Clouclelis (2005) outlines the rethinking of integrated land-use models by orienting the article around three main roles that are interconnected: scenario writing, visioning, and storytelling. The details of the article more than suffice the upsides and downsides of urban planning history with regard to the computational and spatial planning world. The one role that intrigued me the most was that of storytelling. Storytelling, according to the article, strives to “build consensus by presenting particular desired or feared future developments in terms meaningful enough to be credible to non-specialists” (1354). I believe it to be a significant connection between qualitative, and quantitative attributes of planning systems. Clouclelis notes that there is much room for “interpretation and facts” derived from models, however planning emphasizes interpretation and values, a much more arbitrary combination (from a scientific stance anyways). There is a specific comfort that we find when relying on facts rather than values. The concreteness makes them somehow more plausible and tangible than individual intentions and agendas, hence having “models codify uncertain knowledge” (1359). We hold planning accountable for a particular outcome. We expect it to “lead to certain action” (1359). The pressure only accelerates on planning to provide solutions to problems at hand. If we eliminate the jargon in expert language to enhance meaning to implemented models for the non-expert, we should develop methods that are creative, and can facilitate the process of finding a balance between non-specialist, and specialist interaction. What can we learn from both camps? In my opinion, storytelling in itself is not enough to be evocative. The way we tell it has to be compelling. Ideas, experimentation, and actions by means of imagination and sharing, can be significant contributions to successful storytelling.

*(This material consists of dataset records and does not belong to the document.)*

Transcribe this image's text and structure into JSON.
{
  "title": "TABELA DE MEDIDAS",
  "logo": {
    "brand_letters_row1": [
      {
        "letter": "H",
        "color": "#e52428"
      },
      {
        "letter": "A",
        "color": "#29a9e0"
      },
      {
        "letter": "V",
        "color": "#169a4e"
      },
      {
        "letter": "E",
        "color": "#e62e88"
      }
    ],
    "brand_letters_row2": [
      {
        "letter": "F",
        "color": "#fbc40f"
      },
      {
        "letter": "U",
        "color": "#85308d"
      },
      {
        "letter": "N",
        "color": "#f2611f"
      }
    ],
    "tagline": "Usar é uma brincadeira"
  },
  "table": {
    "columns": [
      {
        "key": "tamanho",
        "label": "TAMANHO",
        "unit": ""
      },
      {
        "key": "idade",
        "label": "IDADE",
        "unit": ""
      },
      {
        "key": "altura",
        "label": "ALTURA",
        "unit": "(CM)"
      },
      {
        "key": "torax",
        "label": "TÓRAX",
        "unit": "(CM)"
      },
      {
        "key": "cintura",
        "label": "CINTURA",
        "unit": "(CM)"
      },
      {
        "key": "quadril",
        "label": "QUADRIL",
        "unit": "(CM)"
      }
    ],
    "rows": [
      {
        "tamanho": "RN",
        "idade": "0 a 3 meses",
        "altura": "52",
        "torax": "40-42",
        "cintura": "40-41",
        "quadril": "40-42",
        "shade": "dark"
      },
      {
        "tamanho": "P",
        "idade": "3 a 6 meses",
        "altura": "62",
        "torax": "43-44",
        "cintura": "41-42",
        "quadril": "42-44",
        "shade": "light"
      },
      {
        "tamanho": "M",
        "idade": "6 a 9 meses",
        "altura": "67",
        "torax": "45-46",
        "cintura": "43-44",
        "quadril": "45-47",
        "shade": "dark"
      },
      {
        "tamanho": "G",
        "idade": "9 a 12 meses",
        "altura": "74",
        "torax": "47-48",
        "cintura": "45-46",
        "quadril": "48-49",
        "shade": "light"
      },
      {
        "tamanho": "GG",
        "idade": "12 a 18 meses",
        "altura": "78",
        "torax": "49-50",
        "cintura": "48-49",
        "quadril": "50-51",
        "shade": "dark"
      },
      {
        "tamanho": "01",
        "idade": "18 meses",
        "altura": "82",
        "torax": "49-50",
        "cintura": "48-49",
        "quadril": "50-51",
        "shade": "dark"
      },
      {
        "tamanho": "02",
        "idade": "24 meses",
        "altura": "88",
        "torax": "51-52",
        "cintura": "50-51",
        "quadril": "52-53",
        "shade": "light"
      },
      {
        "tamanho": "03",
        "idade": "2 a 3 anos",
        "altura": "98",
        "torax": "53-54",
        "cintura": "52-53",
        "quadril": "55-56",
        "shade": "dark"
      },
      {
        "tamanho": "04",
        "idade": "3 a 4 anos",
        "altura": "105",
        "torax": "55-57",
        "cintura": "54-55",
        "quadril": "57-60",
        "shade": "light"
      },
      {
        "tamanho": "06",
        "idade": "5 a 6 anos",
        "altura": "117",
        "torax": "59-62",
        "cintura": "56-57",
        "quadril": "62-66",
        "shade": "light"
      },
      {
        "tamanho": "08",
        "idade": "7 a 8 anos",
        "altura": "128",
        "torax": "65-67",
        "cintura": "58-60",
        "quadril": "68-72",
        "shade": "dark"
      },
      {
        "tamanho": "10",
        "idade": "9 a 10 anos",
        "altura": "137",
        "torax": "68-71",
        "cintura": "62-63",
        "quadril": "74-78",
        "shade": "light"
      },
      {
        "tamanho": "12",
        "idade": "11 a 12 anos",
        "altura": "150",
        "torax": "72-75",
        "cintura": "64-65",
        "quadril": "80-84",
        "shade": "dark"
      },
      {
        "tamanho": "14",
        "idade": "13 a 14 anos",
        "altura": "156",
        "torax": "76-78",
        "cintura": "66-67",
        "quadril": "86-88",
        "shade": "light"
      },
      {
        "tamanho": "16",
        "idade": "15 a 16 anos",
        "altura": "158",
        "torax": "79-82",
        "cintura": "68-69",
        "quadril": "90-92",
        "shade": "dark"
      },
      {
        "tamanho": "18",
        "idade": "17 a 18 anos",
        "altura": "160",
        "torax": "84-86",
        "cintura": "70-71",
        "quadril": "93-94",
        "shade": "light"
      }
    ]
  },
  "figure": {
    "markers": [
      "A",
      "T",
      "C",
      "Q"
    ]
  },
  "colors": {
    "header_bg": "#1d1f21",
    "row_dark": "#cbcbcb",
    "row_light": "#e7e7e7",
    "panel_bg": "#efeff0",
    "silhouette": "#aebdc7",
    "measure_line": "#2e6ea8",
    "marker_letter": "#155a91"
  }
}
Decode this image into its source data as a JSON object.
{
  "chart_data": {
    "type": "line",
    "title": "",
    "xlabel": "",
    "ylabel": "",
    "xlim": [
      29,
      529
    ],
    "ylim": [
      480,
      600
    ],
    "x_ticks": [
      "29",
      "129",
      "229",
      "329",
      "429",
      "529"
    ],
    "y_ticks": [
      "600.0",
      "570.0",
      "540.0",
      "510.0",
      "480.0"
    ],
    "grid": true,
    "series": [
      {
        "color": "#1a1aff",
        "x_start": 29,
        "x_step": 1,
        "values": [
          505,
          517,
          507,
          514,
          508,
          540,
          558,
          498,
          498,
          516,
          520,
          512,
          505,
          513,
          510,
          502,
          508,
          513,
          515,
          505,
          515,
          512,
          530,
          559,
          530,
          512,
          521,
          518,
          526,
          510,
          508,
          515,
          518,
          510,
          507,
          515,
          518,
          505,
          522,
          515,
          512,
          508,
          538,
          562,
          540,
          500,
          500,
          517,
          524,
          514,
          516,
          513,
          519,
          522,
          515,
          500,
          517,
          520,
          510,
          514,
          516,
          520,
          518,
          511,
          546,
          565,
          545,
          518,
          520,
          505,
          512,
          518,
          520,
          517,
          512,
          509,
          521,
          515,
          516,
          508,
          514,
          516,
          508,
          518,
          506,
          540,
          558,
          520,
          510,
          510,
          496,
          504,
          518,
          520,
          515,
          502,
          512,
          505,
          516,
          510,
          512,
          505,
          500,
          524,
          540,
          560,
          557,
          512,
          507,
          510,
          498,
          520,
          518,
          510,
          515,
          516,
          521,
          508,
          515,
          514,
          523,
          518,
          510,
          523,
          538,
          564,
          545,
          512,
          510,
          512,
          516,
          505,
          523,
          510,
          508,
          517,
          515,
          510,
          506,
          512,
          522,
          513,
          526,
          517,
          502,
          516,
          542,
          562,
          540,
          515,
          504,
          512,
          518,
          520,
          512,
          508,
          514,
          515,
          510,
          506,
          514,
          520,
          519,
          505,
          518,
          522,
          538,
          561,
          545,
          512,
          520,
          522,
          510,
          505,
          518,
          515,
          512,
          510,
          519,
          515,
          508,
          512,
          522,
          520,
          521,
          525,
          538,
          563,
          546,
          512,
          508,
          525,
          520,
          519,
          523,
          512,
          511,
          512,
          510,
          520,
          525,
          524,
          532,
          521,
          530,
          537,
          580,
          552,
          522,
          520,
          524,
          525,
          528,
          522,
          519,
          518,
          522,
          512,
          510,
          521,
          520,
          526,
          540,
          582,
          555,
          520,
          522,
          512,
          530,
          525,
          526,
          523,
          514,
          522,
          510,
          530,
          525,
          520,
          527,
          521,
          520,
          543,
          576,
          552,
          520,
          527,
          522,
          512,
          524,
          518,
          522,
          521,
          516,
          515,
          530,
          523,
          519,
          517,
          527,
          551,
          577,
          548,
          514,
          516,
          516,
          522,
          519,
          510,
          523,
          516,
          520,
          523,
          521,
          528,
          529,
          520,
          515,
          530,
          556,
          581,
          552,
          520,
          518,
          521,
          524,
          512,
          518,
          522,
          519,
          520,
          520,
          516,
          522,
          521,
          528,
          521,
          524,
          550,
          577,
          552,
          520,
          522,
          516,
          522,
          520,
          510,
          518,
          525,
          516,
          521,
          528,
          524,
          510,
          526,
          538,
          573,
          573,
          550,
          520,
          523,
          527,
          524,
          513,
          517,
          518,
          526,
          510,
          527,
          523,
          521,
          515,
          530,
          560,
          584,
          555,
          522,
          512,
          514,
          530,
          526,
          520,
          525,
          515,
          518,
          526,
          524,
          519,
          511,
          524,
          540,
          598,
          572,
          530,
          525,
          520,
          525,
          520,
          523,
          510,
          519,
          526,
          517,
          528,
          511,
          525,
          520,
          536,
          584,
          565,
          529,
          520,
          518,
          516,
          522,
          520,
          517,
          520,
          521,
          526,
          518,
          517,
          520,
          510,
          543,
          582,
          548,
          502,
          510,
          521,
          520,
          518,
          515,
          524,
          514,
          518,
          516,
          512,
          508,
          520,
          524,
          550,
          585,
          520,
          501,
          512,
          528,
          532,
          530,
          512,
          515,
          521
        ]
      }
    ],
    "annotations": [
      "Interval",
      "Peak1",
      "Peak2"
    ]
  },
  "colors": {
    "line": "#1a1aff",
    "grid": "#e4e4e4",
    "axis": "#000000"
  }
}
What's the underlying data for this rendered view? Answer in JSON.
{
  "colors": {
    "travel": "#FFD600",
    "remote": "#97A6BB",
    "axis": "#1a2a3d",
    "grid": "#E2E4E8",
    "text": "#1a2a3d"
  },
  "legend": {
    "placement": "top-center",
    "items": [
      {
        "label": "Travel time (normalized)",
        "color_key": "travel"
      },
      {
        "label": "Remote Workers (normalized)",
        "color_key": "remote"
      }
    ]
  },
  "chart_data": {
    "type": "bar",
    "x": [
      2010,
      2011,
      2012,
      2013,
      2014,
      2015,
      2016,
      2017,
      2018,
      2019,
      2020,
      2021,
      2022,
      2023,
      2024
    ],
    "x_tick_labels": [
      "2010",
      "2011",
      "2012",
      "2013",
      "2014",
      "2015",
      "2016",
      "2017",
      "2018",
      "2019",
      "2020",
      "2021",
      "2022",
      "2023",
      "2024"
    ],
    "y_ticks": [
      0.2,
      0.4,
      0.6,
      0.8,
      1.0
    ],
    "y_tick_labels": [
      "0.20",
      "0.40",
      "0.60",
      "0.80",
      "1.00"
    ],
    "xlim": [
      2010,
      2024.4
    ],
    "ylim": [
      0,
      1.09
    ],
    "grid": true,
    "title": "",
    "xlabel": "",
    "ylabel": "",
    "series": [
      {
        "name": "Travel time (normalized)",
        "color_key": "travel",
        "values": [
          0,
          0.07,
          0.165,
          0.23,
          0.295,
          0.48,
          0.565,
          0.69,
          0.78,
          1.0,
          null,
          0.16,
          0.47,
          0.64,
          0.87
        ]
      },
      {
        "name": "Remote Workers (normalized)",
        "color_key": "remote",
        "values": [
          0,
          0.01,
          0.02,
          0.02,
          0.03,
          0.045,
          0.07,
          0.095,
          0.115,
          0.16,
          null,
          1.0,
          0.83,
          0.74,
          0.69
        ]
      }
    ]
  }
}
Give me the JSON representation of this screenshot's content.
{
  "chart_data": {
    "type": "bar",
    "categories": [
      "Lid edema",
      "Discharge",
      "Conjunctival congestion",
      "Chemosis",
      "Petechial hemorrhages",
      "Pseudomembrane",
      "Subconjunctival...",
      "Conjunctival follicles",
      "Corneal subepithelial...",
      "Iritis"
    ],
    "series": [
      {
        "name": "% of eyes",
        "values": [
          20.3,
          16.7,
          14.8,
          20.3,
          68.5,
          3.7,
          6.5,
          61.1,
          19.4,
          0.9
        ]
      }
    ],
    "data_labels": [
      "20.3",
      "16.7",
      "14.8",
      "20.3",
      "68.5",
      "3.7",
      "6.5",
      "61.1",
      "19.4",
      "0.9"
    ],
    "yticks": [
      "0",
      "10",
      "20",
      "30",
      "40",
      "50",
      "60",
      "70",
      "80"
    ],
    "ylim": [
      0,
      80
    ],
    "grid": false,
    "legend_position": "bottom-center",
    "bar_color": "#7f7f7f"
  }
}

Another problem I want to address is the lack of clarity of what type of planning support system is indeed necessary, and in need of support (1355). The individuals, groups and communities involved all hold multiple agendas. “At the metropolitan level, transportation, commuting, growth, and sprawl cannot be addressed by one community without direct implications for several others” (1358). Will it ever be possible to address everyone’s needs? Is that feasible, realistic or practical? If that is not an option, will compromise be enough for a potential solution? Or will it be inevitable that certain groups’ requests will be sacrificed and overlooked?

-henry miller

Agent-Based Models and Land-use Planning

Thursday, March 29th, 2012

I couldn’t help think about our lecture on agent-based modeling when I started to read Helen Couclelis’s article on coupling better models with land-use planning. I know that, here, Couclelis is thinking about a different kind of modeling than that often implied in agent-based modeling approaches. She first notes how “sour” the relationship between planning and the academy has gone (135). Then, after detailing the debate over whether or not a planning process utilizing models has any effect on actual land-use plans, Couclelis delves into how, in practice, actual physical planning has become a decentralized activity that doesn’t incorporate strategy (1357).

I get it and I agree. The work being done on the ground, at least in North America, Couclelis argues no longer resembles any of the model runs done in academia. I think the quote Outdoor Addict utilized from the article sums up this problem well. In sum, the models have failed to predict the future accurately enough or, at least, keep up with land-use in practice. Even the “systematic effort to understand what makes certain things about the future predictable and others not, or how to prepare for genuinely unpredictable futures, have so far had only a negligible impact on land-use planning and modeling” (1360). So, what do we do?

Perhaps this is the problem inherent in any modeling process. We do not know that the future will follow the path layed-out in a model. We do not even know that the models initial parameters catch all the various variables and their interactions. Clearly, although she doesn’t say it quite so directly, modelers in this field are struggling with this problem. As Madskiier_JWong points out, uncertainty is the name of the game when it comes to modeling or trying to predict the future (essentially what modeling is when you unpack all its sophistication).

My suggestion: perhaps this is where agent-based modeling might come in. It seems from our previous lecture that agent-based modeling excels at representing lots of competing variables (or agents) and representing the emergent phenomenon that result from their disparate actions. In a land-use context, this might help us to better understand how certain sites might be used in future years and how they might handle such use. Couclelis does suggest this approach on page 1369 when she talks about assessing the cognitive and social dimensions of model interpretation so that modelers can move away from the macro level they currently operate on. Yet, she doesn’t devote much time to it, and such an approach  doesn’t fit within the confines of models she describes that try to predict varying types of land-use cover and changes to infrastructure. But it may add a valuable dimension. A quick search online shows that many people are, indeed, already trying to couple these two ideas.